To separate the variable,we should add 4 to both sides.

Therefore, New LHS = y – 4 + 4 = y and New RHS = 4 + 4 = 8.

Therefore, y = 8 is the required solution.

(g) y + 4 = 4

Answer:

To separate the variable,we should subtract 4 from both sides.

Therefore, New LHS = y + 4 – 4 = y and New RHS = 4 – 4 = 0.

Therefore, y = 0 is the required solution.

(h) y + 4 = – 4

Answer:

To separate the variable,we should subtract 4 from both sides.

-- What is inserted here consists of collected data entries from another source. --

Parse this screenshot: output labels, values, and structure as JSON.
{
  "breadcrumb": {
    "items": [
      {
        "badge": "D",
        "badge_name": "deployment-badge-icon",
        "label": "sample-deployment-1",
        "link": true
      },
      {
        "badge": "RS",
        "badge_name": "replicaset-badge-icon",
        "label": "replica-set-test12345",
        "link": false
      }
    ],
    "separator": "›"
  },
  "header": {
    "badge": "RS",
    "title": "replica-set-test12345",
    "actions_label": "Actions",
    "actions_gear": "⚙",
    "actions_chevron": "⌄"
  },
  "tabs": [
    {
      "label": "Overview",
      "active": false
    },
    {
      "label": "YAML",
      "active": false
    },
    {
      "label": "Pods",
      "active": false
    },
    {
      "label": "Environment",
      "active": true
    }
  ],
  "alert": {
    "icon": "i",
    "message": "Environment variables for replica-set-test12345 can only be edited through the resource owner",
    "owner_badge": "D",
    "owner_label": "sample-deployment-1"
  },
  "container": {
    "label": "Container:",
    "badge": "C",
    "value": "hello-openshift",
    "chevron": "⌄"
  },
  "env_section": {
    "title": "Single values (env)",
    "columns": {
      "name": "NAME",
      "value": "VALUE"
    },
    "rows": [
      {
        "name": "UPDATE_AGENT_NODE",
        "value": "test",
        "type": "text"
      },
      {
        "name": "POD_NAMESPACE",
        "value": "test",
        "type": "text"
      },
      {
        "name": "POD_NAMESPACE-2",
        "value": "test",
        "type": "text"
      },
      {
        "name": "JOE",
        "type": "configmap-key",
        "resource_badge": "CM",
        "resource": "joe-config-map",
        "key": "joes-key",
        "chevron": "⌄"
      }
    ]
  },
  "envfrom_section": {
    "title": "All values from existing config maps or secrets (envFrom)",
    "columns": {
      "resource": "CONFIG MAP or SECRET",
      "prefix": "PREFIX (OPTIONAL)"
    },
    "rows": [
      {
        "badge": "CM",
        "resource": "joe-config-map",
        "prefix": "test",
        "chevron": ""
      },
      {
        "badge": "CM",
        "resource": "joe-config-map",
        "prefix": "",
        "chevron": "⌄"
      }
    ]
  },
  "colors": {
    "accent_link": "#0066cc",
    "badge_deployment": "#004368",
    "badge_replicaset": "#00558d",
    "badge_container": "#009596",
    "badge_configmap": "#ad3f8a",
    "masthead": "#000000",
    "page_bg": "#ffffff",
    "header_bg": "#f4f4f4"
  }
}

Therefore, New LHS = y + 4 – 4 = y and New RHS = -4 – 4 = -8. Therefore, y = -8 is the required solution.

2. Give first the step you will use to separate the variable and then solve the equation:

(a) 3l = 42

Answer:

To separate the variable, we shall divide both the sides by 3. This will give us just l on LHS.

New LHS = 3l/3 = (3 × l)/3 = l and New RHS = 42/3 = 14

Therefore, l = 14 is the required solution.

(b) b/2 = 6

Answer:

To separate the variable, we shall multiply both the sides by 2. This will give us just b on LHS.

New LHS = b/2 × 2 = (b × 2)/2 = b and New RHS = 6 × 2 = 12

Therefore, b = 12 is the required solution.

(c) p/7 = 4

Answer:

To separate the variable, we shall multiply both the sides by 7. This will give us just p on LHS.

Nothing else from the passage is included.